Dalam aturan tersebut, besaran bunga pinjol akan mengalami penurunan secara bertahap. Ketentuan baru ini diyakini dapat berdampak positif pada industri P2P lending di Indonesia.
BACA JUGA:
4. Besaran bunga pinjol
Secara rinci, besaran bunga atau manfaat ekonomi ditetapkan berdasarkan dua jenis pendanaan, yakni untuk pendanaan produktif bunga yang berlaku sebesar 0,1% per hari dari nilai pendanaan yang akan berlaku mulai 1 Januari 2024 hingga akhir Desember 2025. Kemudian, mulai 1 Januari 2026 akan berlaku bunga baru sebesar 0,067% per hari.
5. Batas Waktu Pinjol Legal Menagih Utang
Pengurus Asosiasi Fintech Pendanaan Bersama Indonesia (AFPI) menerangkan DC pinjol berhenti menagih pinjaman gagal bayar setelah 90 hari jatuh tempo.
Setelah itu, penyelenggara pinjol dapat mendatangkan pihak ketiga Perusahaan untuk menagih utang. Mereka bisa menunjukkan kuasa hukum untuk menyelesaikan hutang piutang secara hukum sesuai dengan ketentuan yang berlaku.
Dengan begitu bukan berarti setelah 90 hari gagal bayar DC pinjol berhenti menagih dan hutang dianggap lunas.

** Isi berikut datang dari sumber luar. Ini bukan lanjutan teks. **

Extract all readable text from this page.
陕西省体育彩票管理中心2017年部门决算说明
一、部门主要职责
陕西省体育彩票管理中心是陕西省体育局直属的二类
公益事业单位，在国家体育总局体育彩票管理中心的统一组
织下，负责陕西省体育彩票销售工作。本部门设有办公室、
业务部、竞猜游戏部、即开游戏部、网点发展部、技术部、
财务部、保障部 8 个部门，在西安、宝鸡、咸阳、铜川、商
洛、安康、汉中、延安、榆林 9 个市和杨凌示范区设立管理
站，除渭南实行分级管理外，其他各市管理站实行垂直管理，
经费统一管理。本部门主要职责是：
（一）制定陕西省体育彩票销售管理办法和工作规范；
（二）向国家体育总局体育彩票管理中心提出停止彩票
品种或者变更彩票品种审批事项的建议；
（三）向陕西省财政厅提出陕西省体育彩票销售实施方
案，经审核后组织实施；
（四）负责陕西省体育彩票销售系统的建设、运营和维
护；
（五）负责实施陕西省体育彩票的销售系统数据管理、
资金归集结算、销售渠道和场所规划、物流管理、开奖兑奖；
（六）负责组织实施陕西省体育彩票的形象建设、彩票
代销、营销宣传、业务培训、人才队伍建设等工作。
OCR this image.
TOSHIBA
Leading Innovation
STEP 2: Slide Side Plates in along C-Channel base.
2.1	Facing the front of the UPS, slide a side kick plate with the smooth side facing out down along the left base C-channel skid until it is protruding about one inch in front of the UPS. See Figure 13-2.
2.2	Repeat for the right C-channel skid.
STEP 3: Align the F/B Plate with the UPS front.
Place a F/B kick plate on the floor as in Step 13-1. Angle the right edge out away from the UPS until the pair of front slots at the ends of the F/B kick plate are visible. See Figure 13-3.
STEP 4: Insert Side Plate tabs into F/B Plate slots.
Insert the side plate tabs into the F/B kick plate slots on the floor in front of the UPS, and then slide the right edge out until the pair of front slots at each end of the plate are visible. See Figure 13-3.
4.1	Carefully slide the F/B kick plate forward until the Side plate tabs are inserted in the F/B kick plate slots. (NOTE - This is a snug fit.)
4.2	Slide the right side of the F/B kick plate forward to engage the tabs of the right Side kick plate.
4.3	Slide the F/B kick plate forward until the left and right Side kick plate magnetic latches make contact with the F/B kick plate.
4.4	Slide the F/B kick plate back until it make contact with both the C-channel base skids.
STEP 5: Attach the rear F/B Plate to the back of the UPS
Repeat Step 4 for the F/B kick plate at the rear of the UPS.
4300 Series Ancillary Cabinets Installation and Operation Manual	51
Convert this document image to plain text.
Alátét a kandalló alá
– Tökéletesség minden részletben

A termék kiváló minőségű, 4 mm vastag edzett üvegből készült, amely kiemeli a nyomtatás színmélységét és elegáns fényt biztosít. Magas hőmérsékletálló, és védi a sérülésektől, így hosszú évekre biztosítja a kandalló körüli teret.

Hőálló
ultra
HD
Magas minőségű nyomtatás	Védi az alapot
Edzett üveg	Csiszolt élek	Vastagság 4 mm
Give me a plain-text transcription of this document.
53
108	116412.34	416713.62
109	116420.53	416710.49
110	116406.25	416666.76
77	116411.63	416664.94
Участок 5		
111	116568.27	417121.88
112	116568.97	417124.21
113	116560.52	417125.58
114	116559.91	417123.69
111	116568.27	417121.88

Mereka akan membawa peminjam atau debitur ke jalur hukum yang legal.
6. Terdapat 12 Pinjol Kena Sanksi dari OJK
OJK memberikan sanksi kepada 12 penyelenggara pinjol atas pelanggaran yang dilakukan terhadap ketentuan yang berlaku.
OJK juga mengenakan sanksi administratif kepada lima perusahaan pembiayaan, dan tujuh perusahaan modal ventura dengan alasan yang sama.
“Pengenaan sanksi administratif terdiri dari satu sanksi denda dan 42 sanksi peringatan atau teguran tertulis,” kata Agusman.